Voc.: Seu apostolado é a Coordenação dos Periódicos publicados pela PAULUS. O que significa essa atividade?

Pe. Marin: Como dizia há pouco, estamos bem sintonizados com o Papa Francisco em nossas edições. Os conteúdos teológico-litúrgico-catequéticos que veiculamos em nossos periódicos alcançam particularmente as periferias mais distantes e esquecidas do país. Nossos periódicos mais conhecidos são Liturgia Diária (30 anos); O DOMINGO (89 anos) – em suas diversas versões; e a revista Vida Pastoral (62 anos). A pandemia que se abateu sobre o mundo nestes últimos anos evidentemente também nos atingiu em cheio. Estamos todos atravessando esta espessa neblina, mas jamais deixando de alimentar a esperança naquilo que veiculamos.

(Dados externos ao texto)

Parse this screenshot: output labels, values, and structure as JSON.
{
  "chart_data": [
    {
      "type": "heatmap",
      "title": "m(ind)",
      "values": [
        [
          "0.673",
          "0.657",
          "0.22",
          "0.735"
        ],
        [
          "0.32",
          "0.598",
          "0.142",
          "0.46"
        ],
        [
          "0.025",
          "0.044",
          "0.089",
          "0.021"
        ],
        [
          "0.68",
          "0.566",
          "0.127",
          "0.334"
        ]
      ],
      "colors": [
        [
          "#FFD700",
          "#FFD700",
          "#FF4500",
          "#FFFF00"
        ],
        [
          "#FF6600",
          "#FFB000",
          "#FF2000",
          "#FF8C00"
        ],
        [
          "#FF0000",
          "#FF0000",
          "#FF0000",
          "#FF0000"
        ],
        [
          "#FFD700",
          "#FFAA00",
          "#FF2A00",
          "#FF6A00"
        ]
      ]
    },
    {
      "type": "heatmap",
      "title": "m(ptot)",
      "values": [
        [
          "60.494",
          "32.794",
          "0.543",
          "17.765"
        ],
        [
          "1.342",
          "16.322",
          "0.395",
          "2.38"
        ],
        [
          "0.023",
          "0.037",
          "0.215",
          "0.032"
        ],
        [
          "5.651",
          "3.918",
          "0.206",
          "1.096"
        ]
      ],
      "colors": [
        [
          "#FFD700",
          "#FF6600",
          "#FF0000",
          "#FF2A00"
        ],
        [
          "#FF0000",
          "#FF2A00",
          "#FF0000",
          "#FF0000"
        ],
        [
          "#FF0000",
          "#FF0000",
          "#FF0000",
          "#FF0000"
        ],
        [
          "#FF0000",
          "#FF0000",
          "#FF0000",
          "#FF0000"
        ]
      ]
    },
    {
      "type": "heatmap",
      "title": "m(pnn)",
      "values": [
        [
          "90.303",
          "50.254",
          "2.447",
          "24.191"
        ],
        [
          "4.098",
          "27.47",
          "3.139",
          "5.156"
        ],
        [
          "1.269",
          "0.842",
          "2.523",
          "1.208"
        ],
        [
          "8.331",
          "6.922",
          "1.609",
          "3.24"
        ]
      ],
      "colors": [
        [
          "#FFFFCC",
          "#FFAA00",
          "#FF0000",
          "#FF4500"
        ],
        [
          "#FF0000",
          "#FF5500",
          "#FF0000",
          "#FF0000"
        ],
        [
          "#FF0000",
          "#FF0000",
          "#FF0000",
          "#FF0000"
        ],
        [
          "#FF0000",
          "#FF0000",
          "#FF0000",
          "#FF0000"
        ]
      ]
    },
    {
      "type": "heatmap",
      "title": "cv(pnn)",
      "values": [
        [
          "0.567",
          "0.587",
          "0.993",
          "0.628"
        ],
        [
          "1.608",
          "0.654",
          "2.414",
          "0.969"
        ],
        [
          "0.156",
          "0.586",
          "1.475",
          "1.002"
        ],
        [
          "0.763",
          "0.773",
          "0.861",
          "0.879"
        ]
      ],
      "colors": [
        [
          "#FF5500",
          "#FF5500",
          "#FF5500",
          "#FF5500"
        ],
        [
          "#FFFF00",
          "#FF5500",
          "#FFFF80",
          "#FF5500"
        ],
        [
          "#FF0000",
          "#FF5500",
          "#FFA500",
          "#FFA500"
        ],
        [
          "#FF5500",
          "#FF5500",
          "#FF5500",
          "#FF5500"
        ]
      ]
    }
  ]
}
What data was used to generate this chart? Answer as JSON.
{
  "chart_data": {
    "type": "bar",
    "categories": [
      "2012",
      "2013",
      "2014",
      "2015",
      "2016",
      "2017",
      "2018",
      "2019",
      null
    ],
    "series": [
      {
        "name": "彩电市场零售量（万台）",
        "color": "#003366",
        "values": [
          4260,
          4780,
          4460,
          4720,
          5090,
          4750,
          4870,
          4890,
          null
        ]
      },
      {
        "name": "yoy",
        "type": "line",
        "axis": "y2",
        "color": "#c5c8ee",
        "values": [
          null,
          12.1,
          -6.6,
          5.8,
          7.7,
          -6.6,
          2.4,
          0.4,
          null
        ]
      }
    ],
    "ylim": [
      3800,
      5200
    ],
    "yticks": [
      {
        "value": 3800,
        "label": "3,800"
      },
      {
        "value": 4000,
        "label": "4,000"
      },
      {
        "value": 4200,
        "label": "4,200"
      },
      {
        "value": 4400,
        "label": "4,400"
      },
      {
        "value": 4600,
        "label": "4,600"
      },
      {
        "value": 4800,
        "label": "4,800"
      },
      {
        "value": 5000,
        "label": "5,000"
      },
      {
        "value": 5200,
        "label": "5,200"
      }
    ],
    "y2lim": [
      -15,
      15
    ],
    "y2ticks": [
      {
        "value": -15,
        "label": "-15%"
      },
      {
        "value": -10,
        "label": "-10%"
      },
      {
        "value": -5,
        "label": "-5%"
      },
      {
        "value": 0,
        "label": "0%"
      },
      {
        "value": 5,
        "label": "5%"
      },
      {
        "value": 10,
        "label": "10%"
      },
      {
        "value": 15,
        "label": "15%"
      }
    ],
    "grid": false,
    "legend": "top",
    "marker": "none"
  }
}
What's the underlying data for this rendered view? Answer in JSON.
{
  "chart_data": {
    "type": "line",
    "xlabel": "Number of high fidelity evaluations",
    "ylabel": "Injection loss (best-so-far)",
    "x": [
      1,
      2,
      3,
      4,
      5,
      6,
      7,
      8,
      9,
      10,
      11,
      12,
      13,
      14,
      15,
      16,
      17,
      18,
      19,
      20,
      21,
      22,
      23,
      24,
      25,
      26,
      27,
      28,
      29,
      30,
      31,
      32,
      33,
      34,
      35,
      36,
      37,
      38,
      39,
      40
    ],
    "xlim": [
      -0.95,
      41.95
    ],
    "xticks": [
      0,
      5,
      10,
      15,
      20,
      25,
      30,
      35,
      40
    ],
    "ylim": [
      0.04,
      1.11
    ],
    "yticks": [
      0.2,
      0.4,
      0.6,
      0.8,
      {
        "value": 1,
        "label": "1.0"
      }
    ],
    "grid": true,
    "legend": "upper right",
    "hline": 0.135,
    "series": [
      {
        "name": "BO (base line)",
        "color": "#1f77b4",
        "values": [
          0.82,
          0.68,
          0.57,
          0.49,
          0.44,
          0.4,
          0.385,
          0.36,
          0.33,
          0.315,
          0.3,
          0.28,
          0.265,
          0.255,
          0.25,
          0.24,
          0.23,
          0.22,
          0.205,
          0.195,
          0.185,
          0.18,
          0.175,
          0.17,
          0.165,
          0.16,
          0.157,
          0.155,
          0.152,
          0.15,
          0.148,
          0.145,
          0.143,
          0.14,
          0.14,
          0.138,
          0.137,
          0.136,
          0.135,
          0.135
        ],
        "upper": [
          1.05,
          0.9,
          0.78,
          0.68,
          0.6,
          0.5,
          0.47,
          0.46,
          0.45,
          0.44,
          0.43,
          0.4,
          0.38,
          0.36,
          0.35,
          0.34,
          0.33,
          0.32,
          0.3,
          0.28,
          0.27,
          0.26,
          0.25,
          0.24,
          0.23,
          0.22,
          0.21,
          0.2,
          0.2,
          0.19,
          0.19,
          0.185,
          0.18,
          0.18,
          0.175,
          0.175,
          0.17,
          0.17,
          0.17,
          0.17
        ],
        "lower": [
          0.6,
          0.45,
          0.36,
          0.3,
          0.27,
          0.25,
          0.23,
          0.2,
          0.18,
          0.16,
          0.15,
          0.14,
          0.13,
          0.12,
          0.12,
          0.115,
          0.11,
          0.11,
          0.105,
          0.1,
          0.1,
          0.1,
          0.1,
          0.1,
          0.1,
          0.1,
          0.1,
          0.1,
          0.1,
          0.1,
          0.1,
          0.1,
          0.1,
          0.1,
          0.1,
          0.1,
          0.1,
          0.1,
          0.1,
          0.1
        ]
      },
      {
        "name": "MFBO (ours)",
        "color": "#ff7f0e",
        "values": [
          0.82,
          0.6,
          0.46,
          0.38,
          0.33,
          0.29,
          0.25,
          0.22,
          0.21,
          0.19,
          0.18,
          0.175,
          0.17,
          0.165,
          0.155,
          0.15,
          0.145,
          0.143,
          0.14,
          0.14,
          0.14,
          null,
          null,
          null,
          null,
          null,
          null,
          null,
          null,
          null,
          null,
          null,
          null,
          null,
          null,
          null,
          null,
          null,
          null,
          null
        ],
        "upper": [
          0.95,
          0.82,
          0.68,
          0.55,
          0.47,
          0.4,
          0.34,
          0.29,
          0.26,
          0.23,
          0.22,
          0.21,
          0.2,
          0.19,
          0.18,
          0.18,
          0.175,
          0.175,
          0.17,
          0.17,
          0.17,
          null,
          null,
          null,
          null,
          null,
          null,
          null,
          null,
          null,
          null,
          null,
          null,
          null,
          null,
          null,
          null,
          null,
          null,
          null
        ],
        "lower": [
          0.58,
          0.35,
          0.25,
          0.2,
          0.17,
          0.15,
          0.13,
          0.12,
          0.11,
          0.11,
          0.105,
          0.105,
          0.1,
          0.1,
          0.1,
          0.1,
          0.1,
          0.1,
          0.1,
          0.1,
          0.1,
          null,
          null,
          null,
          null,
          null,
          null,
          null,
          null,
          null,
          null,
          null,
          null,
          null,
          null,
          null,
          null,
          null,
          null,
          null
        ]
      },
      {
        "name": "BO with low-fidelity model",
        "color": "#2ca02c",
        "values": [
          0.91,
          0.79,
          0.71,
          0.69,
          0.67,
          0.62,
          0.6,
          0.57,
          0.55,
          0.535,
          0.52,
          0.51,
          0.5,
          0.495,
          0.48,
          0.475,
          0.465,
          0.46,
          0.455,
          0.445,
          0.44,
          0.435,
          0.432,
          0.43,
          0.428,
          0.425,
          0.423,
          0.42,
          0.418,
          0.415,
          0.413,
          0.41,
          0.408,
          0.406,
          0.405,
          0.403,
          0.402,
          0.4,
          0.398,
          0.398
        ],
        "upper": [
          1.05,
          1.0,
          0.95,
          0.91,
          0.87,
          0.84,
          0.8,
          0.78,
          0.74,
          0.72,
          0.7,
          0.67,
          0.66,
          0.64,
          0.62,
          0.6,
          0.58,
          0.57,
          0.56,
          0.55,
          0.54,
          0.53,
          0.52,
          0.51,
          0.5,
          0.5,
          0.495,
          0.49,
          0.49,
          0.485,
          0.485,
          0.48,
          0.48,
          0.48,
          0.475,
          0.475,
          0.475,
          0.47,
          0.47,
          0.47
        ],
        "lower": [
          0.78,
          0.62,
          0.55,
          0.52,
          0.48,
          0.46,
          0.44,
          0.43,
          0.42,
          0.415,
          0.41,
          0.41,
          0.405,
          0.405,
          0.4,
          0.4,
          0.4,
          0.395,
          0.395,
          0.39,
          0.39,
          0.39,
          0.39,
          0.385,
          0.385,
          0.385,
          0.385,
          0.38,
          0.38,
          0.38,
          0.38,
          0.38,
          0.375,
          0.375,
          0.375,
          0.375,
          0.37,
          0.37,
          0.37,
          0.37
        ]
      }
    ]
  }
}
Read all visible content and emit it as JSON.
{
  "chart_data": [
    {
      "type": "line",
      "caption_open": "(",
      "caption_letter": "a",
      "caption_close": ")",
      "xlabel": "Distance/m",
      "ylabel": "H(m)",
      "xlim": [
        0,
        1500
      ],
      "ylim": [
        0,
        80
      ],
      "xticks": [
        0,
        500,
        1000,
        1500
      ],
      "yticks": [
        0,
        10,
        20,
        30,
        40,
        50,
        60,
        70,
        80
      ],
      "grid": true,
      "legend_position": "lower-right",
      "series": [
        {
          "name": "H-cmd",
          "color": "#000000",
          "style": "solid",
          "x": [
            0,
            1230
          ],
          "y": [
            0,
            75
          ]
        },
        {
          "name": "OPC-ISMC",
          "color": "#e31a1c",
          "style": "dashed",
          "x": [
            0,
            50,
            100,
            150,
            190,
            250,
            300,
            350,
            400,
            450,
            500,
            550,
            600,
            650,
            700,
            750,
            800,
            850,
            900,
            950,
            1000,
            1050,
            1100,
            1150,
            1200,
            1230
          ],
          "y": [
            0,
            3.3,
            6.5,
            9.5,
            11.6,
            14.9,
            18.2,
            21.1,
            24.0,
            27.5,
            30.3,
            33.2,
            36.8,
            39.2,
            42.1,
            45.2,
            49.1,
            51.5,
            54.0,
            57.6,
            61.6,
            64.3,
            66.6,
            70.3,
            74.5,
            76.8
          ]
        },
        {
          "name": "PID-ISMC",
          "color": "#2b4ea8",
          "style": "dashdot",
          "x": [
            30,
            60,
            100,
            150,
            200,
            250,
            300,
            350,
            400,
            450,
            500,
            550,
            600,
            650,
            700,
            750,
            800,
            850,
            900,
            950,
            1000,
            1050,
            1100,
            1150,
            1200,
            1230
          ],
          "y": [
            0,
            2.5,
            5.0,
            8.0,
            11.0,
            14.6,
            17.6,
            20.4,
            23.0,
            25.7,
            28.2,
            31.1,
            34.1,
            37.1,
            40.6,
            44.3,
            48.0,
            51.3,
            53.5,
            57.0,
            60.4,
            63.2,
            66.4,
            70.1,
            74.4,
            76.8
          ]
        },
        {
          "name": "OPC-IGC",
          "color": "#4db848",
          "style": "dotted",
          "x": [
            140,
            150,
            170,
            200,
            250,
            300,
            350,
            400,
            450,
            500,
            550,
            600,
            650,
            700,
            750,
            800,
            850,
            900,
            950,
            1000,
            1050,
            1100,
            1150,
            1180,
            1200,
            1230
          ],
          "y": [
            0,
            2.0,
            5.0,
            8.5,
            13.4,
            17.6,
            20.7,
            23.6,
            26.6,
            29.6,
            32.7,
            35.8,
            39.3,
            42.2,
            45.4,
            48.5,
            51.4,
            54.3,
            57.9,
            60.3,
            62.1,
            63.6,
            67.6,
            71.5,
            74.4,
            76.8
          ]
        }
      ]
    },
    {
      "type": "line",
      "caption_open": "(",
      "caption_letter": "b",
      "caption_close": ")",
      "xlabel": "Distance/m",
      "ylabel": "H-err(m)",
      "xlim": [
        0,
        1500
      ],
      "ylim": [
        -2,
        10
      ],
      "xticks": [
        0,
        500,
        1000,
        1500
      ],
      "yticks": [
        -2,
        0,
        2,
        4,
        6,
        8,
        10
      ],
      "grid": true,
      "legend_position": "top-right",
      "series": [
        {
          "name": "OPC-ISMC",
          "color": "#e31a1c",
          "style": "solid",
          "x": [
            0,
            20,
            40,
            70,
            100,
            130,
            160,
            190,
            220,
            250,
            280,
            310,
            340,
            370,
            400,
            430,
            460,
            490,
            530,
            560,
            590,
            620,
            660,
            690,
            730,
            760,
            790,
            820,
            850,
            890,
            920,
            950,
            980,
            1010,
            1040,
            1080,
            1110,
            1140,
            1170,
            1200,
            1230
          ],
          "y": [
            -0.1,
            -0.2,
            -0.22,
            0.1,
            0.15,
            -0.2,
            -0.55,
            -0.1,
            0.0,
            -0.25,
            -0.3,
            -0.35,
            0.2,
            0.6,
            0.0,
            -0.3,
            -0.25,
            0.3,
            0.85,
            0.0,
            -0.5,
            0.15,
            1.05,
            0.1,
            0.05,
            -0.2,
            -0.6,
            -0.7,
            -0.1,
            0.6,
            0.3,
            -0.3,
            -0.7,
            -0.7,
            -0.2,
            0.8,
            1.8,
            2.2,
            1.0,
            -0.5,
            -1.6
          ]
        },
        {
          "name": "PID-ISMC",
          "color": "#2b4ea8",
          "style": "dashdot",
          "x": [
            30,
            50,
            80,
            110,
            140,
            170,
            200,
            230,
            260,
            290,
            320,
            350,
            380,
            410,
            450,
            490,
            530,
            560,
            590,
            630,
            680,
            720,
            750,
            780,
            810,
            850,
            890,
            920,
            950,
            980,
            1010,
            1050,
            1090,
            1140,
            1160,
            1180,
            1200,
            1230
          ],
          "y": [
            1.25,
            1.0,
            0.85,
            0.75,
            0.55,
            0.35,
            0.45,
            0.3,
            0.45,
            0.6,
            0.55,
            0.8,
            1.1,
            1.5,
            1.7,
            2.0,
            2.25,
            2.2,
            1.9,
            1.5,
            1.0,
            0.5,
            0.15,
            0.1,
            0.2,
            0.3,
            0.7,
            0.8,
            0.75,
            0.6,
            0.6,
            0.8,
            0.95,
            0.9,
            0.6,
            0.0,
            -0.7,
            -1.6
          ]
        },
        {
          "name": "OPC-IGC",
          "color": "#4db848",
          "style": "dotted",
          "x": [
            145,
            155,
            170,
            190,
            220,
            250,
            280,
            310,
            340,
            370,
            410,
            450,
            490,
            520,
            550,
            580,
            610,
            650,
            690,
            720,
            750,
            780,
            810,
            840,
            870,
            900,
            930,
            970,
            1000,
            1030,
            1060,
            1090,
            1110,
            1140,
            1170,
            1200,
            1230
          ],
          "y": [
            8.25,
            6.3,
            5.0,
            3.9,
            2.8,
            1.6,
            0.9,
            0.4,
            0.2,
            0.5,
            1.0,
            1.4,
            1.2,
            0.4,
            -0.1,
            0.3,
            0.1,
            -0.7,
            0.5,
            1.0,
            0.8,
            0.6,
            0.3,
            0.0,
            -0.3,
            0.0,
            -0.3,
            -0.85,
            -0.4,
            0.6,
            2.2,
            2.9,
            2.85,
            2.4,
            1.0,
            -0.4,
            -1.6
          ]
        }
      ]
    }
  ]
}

Voc.: Nestes 90 anos dos Paulinos no Brasil qual sua mensagem final?

Pe. Marin: Em meio aos grandes desafios do tempo presente, notadamente as consequência trazidas pela pandemia e pelas polarizações, somos chamados a elevar o nosso olhar para horizontes mais amplos onde o sol da esperança de um mundo melhor há de brilhar. Nesse horizonte vislumbramos novas perspectivas, saindo juntos e melhores da grande provação pela qual todos passamos. A caminho rumo aos 100 anos!